Yesterday David and I spent a few hours in Manhattan. We dropped Emilio off at daycare, took the train to Penn Station, and went for a walk — 7 miles, through the Greenmarket at Union Square, then down the Bowery through Chinatown and Little Italy and back up Broadway with a two-bags-full stop at the Strand Book Store. As we walked, I thought about our plans to spend today in Boston, ending with my reading with other WordTech poets at Boston Public Library. Then on Wednesday we had plans to spend time with Melia in Portland. Three days, three cities. Sweet.

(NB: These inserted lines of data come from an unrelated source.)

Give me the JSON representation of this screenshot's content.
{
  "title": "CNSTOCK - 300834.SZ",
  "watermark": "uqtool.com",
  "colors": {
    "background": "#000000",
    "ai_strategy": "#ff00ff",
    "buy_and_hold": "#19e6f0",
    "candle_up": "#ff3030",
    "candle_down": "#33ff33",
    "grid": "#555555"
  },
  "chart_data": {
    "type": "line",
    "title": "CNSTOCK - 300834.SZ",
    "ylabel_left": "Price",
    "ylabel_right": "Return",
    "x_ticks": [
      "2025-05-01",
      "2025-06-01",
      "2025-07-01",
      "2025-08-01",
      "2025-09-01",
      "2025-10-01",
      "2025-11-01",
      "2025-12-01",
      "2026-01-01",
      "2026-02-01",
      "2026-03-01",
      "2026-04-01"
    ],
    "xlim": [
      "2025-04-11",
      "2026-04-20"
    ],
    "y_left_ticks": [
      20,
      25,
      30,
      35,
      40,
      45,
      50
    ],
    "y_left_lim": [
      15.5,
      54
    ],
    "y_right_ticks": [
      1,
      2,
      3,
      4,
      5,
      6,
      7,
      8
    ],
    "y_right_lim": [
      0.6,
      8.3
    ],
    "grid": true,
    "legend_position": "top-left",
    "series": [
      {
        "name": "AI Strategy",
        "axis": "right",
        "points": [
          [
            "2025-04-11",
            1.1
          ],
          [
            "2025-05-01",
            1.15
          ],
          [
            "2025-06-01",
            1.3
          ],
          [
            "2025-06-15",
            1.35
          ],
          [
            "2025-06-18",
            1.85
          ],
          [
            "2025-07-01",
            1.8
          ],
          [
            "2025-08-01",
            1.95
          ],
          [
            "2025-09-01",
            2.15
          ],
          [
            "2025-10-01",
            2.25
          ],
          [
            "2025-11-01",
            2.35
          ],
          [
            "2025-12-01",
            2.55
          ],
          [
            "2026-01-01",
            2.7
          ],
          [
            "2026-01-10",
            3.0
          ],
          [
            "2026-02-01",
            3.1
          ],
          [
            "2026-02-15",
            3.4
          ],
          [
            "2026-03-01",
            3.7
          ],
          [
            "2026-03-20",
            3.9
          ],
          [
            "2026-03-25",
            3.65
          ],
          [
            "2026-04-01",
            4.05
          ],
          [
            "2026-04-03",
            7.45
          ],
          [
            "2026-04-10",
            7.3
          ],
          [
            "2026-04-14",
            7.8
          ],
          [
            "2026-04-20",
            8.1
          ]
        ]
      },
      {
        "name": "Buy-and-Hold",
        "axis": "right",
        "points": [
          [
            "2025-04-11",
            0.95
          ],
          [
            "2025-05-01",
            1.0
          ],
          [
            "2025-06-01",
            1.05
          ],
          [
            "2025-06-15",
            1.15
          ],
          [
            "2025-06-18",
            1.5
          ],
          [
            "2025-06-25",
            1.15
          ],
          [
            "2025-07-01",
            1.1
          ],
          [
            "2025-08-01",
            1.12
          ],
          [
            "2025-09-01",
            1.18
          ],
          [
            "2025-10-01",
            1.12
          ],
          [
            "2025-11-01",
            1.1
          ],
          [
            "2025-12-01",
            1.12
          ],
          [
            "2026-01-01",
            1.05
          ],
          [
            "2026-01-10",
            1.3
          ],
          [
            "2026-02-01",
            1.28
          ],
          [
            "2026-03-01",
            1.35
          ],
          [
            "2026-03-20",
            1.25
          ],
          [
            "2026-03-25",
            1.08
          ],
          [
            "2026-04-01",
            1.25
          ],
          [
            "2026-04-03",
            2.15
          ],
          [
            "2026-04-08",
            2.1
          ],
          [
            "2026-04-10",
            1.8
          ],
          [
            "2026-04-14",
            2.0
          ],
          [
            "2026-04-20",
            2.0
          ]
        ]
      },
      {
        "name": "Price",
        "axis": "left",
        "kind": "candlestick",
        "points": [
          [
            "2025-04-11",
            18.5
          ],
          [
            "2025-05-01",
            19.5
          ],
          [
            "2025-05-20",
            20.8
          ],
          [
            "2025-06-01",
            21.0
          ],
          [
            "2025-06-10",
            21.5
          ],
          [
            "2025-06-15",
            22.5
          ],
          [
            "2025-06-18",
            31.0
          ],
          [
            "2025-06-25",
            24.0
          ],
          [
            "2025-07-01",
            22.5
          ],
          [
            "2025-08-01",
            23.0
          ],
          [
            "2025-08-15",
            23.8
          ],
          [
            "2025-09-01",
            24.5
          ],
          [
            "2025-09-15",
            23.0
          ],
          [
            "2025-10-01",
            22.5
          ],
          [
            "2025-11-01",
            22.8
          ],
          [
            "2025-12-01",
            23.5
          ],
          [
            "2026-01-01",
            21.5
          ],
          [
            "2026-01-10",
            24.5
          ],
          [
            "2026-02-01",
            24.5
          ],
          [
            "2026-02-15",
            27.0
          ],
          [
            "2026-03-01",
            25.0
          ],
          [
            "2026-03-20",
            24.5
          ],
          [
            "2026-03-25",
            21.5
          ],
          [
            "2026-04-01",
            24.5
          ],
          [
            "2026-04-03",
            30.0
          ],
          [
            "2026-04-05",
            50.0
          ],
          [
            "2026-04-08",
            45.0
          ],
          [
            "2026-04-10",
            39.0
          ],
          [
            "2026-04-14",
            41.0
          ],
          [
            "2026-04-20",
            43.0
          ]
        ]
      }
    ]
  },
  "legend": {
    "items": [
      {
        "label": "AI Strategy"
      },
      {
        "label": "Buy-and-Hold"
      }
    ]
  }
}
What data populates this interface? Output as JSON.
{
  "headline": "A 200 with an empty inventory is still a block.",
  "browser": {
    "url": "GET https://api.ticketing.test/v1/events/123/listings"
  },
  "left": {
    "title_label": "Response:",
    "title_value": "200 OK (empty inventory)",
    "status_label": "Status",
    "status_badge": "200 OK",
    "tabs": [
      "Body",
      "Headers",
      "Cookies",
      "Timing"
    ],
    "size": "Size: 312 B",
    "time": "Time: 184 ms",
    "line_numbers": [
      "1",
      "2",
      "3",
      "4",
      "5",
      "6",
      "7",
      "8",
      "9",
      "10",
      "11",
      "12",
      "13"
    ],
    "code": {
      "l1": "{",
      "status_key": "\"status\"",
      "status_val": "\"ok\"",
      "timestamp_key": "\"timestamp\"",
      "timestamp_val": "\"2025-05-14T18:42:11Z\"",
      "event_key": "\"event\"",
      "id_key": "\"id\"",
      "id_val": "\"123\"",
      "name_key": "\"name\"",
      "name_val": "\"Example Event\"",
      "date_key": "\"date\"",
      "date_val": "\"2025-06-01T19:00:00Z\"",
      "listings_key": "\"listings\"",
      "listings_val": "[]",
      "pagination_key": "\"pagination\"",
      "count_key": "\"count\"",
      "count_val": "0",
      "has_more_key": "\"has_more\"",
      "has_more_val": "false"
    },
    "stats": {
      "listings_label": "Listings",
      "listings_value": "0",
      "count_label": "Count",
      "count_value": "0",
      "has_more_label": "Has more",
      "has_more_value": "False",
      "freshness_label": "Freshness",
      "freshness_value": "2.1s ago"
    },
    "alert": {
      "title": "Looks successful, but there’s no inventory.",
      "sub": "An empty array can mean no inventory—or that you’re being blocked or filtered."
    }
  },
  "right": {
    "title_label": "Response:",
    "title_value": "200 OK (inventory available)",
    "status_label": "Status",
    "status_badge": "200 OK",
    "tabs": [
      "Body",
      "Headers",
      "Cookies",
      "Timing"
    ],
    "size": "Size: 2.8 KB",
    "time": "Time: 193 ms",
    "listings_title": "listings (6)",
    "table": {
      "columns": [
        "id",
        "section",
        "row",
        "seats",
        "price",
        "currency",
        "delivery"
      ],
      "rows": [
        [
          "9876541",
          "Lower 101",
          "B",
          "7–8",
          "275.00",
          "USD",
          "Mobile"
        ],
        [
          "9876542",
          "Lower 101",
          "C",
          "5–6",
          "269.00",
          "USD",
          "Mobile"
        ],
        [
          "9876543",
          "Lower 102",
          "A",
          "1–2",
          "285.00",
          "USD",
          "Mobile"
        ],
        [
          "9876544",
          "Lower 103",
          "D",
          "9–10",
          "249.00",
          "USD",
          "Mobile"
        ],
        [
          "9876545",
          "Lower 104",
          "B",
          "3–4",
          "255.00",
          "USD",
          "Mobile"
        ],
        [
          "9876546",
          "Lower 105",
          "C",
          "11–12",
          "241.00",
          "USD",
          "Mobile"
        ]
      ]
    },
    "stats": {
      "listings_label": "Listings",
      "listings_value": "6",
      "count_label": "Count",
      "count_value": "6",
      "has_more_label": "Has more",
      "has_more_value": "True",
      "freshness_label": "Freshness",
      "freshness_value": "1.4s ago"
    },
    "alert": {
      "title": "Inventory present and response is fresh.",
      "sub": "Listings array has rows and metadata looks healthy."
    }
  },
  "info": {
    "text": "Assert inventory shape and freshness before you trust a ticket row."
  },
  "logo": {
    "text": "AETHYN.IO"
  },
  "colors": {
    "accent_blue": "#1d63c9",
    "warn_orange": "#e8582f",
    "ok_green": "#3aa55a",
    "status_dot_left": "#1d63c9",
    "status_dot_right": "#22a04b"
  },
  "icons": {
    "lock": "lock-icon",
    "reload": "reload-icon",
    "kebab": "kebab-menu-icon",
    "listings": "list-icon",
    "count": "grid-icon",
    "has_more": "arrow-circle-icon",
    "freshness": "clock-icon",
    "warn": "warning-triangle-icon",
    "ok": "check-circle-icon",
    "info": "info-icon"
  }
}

Except yesterday ended in sorrow and dismay, and today was not what we planned, not what thousands of people in the Boston area had planned. There is so much sadness in the world due to natural causes, why does anyone do anything to add to it? I know that sounds ridiculously naive and innocent, but it’s a time of year that generates sadness as I move into the zone where I remember everything that was happening from seven years ago, as Eric’s grave illness was diagnosed and he got sicker and sicker. That grief gets layered with other losses and struggles of people I love dearly who are very close to me, people I care about who are a little further out, people I don’t know well but whose difficulties cross my path and send in ripples of sadness, people I don’t know at all, but whose losses happen in the public sphere and so we all know about it almost instantly and feel a flash of their pain. As we did yesterday.
Tomorrow we’re still planning to go to Portland, so it will be two cities in three days, with a swim through sorrow in between.
Thank you for that, Gracie. Thinking of you . . .
You’re welcome. Too much sadness!
“Swim though sorrow” is potent, the perfect analogy.
Thanks, Anne. I’m going to try to keep my head above water today.